Other Herbal Therapies for Diabetes
Aside from the insulin plant, many medicinal plants and herbs have also been shown to have anti-diabetic properties.
- American Ginseng. American Ginseng (Panax quinquefolium) appears to lower blood sugar levels by enhancing insulin secretion. One study found that people with type 2 diabetes who took American ginseng before or with their meals experienced a moderate reduction in blood sugar levels after the meal.
- Garlic and Onions. The use of garlic and onions to reduce blood sugar levels has been popular in Europe, the Middle East, and Asia. These plants contain the sulfur compounds allyl propyl di sulphide and allicin which have chemical structures similar to insulin, and are therefore believed to reduce blood sugar levels.
- Ginkgo Biloba. For persons with type 2 diabetes who were poorly managed on metformin, the addition of Ginkgo Biloba extract was effective in improving treatment outcomes.
- Turmeric. Turmeric (curcumin) or “Luyang Dilaw” in the Philippines, is a commonly used food spice that has been traditionally used for pain and wound healing. However, research has shown that curcumin may be more powerful than the common diabetes medication – Metformin – in improving insulin sensitivity and helping to reverse type 2 diabetes.
- Bitter Gourd. Bitter Gourd (Momordica charantia) – also known as bitter melon – best known as Amplaya in the Philippines, has attracted considerable interest for its ability to regulate blood sugar levels.
- Lagerstoemia Speciosa. Commonly known as Banaba in the Philippines, this plant has been shown to regulate blood sugar levels by increasing insulin action.
- Silymarin. Silymarin (milk thistle) is an herb that has been used to treat liver diseases for many years. However, recent research has show that silymarin reduces insulin resistance, significantly decreases fasting insulin levels, and lowers liver enzyme levels better than patients taking metformin.
- Cinnamon. Cinnamon is a popular spice that has demonstrated an ability to increase insulin sensitivity. It has also been shown to reduce both cholesterol and blood sugar levels in people with type 2 diabetes.
Diabetes is a lifelong, chronic condition that can be managed with the right diet, exercise, and medications. However, if you’re looking for a treatment alternative, there are several herbs and plants that have been shown in some studies to have anti-diabetic properties.

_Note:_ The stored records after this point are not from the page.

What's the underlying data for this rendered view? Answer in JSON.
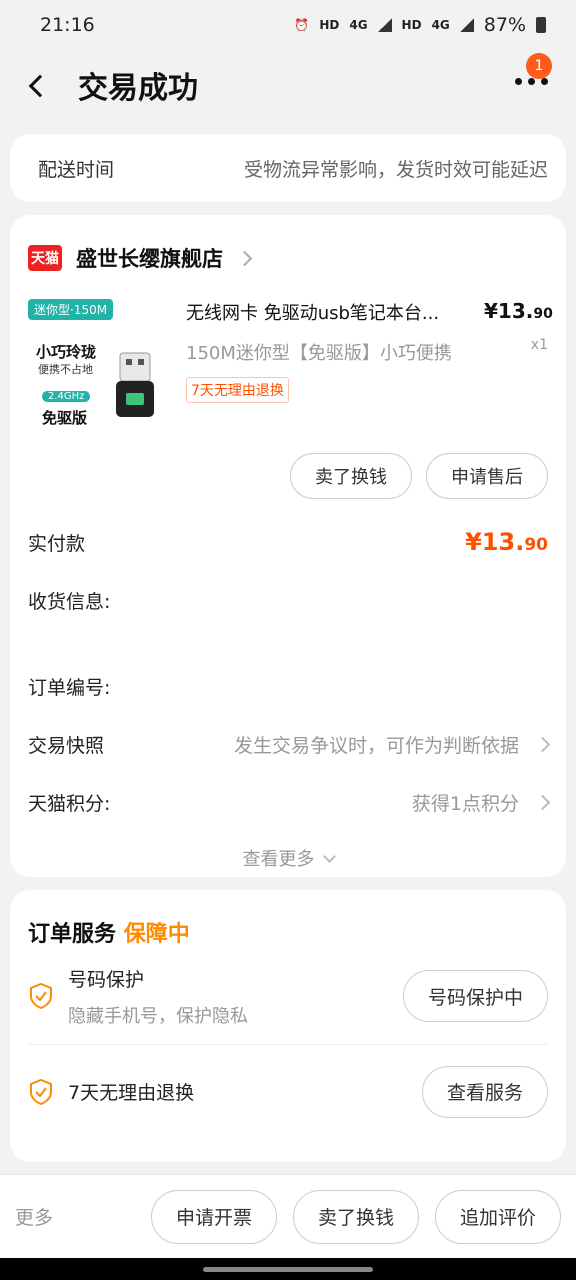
{
  "status_bar": {
    "time": "21:16",
    "net1": "HD",
    "net1b": "4G",
    "net2": "HD",
    "net2b": "4G",
    "battery": "87%"
  },
  "nav": {
    "title": "交易成功",
    "badge": "1"
  },
  "delivery": {
    "label": "配送时间",
    "value": "受物流异常影响，发货时效可能延迟"
  },
  "shop": {
    "logo": "天猫",
    "name": "盛世长缨旗舰店"
  },
  "product": {
    "thumb_tag": "迷你型·150M",
    "thumb_line1": "小巧玲珑",
    "thumb_line2": "便携不占地",
    "thumb_line3": "2.4GHz",
    "thumb_line4": "免驱版",
    "title": "无线网卡 免驱动usb笔记本台...",
    "spec": "150M迷你型【免驱版】小巧便携",
    "badge": "7天无理由退换",
    "price_int": "¥13.",
    "price_dec": "90",
    "qty": "x1"
  },
  "product_actions": {
    "sell": "卖了换钱",
    "after_sale": "申请售后"
  },
  "details": {
    "paid_label": "实付款",
    "paid_int": "¥13.",
    "paid_dec": "90",
    "address_label": "收货信息:",
    "order_no_label": "订单编号:",
    "snapshot_label": "交易快照",
    "snapshot_value": "发生交易争议时，可作为判断依据",
    "points_label": "天猫积分:",
    "points_value": "获得1点积分",
    "see_more": "查看更多"
  },
  "service": {
    "title": "订单服务",
    "status": "保障中",
    "items": [
      {
        "name": "号码保护",
        "desc": "隐藏手机号，保护隐私",
        "button": "号码保护中"
      },
      {
        "name": "7天无理由退换",
        "desc": "",
        "button": "查看服务"
      }
    ]
  },
  "bottom": {
    "more": "更多",
    "invoice": "申请开票",
    "sell": "卖了换钱",
    "review": "追加评价"
  },
  "colors": {
    "accent": "#ff5000",
    "guarantee": "#ff8a00",
    "tmall": "#ee2222"
  }
}
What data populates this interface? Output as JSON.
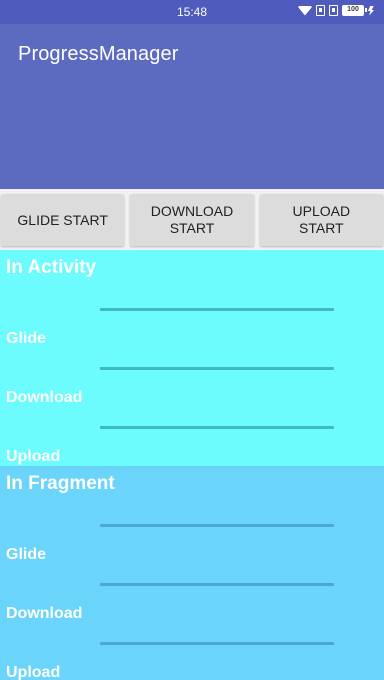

One popular herb that’s being used to manage diabetes is Chamaecostus cuspidatus – also known as the insulin plant. Experts recommend taking insulin plant leaves regularly. Chewing on one fresh leaf of the insulin plant – or consuming 1 teaspoon of the dried leaf powder daily – helps regulate blood sugar levels in persons with diabetes.
Other herbal therapies for diabetes include turmeric, gingko biloba, silymarin, cinnamon, banaba, bitter gourd, garlic and onions, and American ginseng.
Disclaimer: The information on this site is not intended to be a substitute for professional medical advice, diagnosis, or treatment. All information contained on this web site is for general information purposes only.